Karnataka High Court
Golappa vs Malakappa on 8 December, 1994
Equivalent citations: ILR1995KAR118
ORDER
Bharuka, J
1. Petitioner seeks quashing of the order dated 4.6.1984 passed by the Assistant Commissioner, Bijapur (Annexure-D) by which he has affirmed the order of the Tahsildar dated 27.9.1983. By these orders the request of the Petitioner for mutation of his name in respect of 8 acres of eastern portion of land in Survey No. 1148 of Basavana Bagewado, Bijapur District, has been rejected. Petitioner filed a worthy for mutating his name as required under Section 128 of the Karnataka Land Revenue Act, 1964 ('the Act', for short). His claim was based on a registered Sale Deed dated 3.2.1964 executed by the contesting respondent No. 1 who in fact was the original owner. Respondent-Tahsildar by his order dated 27.9.1983 rejected the claim of the petitioner for mutation on the grounds - (i) the application was belated by about 19 years; (ii) from the enquiry it transpired that respondent No. 1 is still in possession of the land in question; and (iii) the sale deed does not appear to be genuine. The appeal filed there against by the petitioner before the respondent No. 3 has been rejected thereby affirming the reasoning given by the Tahsildar.
2. I have heard the learned Counsel for the parties.

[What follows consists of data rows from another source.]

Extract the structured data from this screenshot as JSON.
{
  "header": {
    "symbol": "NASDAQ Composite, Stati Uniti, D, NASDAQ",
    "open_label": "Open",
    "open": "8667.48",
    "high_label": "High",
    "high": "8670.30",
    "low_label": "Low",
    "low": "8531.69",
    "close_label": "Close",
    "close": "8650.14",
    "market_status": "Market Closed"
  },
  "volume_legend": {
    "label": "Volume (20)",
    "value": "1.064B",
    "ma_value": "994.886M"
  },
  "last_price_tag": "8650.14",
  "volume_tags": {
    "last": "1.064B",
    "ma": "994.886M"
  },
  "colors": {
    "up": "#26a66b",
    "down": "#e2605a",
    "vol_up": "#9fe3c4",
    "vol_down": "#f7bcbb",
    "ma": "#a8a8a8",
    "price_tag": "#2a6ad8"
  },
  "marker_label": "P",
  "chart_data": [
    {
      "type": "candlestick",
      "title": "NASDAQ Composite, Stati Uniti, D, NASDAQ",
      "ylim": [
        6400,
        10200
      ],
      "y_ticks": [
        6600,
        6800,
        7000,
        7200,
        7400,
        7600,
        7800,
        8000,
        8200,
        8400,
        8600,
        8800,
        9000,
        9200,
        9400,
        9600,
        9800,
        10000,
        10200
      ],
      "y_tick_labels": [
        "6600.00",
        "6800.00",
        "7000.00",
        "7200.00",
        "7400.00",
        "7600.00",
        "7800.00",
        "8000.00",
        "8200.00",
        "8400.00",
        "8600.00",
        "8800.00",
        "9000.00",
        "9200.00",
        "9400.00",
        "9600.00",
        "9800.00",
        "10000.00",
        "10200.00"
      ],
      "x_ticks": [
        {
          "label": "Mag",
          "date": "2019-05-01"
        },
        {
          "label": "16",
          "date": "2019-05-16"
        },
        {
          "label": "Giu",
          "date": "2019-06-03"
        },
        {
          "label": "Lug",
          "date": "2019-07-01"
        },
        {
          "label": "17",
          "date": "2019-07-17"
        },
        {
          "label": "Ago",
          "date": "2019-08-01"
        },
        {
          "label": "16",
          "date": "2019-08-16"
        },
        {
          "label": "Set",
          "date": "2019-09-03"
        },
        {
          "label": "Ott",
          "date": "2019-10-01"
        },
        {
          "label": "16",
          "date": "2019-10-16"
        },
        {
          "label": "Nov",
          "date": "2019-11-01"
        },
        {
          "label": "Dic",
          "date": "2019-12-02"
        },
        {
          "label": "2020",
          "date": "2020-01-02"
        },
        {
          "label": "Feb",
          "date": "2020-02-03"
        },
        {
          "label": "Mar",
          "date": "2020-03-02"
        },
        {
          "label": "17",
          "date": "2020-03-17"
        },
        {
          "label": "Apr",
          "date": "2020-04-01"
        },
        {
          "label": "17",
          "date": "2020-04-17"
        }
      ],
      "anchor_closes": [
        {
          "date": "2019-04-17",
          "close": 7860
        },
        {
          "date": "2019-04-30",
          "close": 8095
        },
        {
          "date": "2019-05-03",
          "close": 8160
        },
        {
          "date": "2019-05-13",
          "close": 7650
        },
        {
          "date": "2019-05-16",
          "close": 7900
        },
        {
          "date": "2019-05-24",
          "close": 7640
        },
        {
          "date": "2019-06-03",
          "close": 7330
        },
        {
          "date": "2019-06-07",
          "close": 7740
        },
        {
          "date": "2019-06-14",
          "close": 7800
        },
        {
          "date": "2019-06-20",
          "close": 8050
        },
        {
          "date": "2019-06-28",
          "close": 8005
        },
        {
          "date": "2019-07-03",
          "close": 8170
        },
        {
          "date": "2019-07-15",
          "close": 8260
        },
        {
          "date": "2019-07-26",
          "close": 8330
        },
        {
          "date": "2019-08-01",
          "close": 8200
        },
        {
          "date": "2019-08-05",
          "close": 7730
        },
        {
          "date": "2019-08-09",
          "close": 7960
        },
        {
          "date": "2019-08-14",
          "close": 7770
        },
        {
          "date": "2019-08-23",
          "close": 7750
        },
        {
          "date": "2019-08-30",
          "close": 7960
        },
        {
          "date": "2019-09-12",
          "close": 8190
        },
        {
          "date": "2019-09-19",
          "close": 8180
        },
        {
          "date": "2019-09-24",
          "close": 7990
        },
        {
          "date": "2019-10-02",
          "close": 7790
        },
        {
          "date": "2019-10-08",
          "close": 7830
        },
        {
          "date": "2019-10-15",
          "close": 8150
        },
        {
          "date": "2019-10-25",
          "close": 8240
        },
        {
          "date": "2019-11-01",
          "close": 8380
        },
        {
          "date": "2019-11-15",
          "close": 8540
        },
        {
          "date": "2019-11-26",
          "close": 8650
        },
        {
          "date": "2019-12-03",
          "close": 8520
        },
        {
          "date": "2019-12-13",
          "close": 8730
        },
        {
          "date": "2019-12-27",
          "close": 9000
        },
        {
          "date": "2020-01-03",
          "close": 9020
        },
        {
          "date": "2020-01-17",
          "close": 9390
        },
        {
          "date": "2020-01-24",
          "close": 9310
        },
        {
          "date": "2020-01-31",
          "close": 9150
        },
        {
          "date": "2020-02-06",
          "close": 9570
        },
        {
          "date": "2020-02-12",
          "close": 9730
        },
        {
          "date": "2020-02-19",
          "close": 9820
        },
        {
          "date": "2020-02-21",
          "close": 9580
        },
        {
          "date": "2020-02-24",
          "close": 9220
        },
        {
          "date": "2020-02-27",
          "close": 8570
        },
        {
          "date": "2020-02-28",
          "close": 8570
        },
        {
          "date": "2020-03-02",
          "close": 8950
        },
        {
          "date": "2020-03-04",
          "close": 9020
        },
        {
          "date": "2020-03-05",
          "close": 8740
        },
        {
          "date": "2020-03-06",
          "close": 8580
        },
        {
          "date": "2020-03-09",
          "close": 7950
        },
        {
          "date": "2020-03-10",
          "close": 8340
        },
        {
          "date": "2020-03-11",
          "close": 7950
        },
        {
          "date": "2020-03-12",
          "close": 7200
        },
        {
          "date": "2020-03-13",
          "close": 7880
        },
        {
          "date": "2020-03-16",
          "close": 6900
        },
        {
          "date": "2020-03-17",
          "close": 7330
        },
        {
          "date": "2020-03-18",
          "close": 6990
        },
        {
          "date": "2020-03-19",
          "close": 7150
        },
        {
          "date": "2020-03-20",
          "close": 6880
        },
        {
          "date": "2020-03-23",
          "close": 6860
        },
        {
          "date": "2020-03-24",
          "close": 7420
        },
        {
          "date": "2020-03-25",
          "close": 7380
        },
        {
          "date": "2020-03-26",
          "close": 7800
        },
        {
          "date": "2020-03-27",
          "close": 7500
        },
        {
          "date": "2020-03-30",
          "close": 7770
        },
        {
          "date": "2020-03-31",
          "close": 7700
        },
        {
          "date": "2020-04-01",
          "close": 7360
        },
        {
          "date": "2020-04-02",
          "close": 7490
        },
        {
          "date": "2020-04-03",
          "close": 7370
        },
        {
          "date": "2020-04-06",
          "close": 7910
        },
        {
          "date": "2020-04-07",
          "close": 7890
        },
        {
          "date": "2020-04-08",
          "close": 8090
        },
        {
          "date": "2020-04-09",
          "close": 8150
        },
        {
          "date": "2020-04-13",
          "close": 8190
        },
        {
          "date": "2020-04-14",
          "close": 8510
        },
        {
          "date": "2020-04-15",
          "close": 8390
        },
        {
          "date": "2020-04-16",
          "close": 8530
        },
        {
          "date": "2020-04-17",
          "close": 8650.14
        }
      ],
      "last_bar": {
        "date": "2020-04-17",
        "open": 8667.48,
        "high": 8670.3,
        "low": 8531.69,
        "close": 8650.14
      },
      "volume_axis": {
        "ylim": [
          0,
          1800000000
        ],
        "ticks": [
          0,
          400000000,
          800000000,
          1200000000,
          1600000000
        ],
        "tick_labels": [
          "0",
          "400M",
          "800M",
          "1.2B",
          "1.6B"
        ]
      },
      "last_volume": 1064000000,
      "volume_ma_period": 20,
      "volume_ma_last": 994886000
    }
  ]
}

3. So far as the question of delay in filing the worthy is concerned, it may be stated here that when there is an acquisition of right in any land pursuant to a registered document, it is the duty cast upon the registering authority under Section 128 of the Act to make a report of such acquisition of right to the prescribed authority. In the present case it seems that no such report was made by the registering authority, or, if made, no notice thereof was taken by the revenue authority for initiating desired proceedings as provided under Section 129 of the Act. The duty on the part of the registering authority was mandatory as noticed by this Court in the case of N. SHIVANNA v. STATE OF KARNATAKA AND ANR. 1. 1980 (1) KLJ 419. Moreover, neither Section 128 nor Section 129 of the Act prescribes any period for filing an application seeking mutation in case of acquisition of a right. That being the position, the reasoning given by the Tahsildar that the application was belated and therefore the same cannot be entertained is erroneous being based on extraneous ground. Further, since the execution of the sale deed at Annexure-A was not disputed by respondent No. 1 either before the Revenue Courts or before this Court, ex-facie, for the purpose of the Act, it has to be taken that the document confers a good title on the Petitioner; and, therefore it was incumbent upon the revenue authorities to enter the name of the Petitioner in the owner's column, namely Column No. 4 of the record of rights.
4. But, so far as the possession is concerned, on enquiry, on the materials available - both documentary and oral, it was found that respondent No. 1 is in possession of the land. That being the position, in Column No. 12 of the record of rights, the name of respondent No. 1 was rightly retained by the authorities; and, no interference is called for by this Court in respect of that finding in the Writ jurisdiction. If the petitioner feels in any way aggrieved by that finding, the remedy lies before the Civil Court, and any declaration made in this behalf by the competent Court will have an over-riding effect on the findings of the Revenue Courts as provided under the Proviso to Section 135 of the Act.
5. In view of the discussion and the findings recorded as above, Writ Petition is partly allowed. No costs.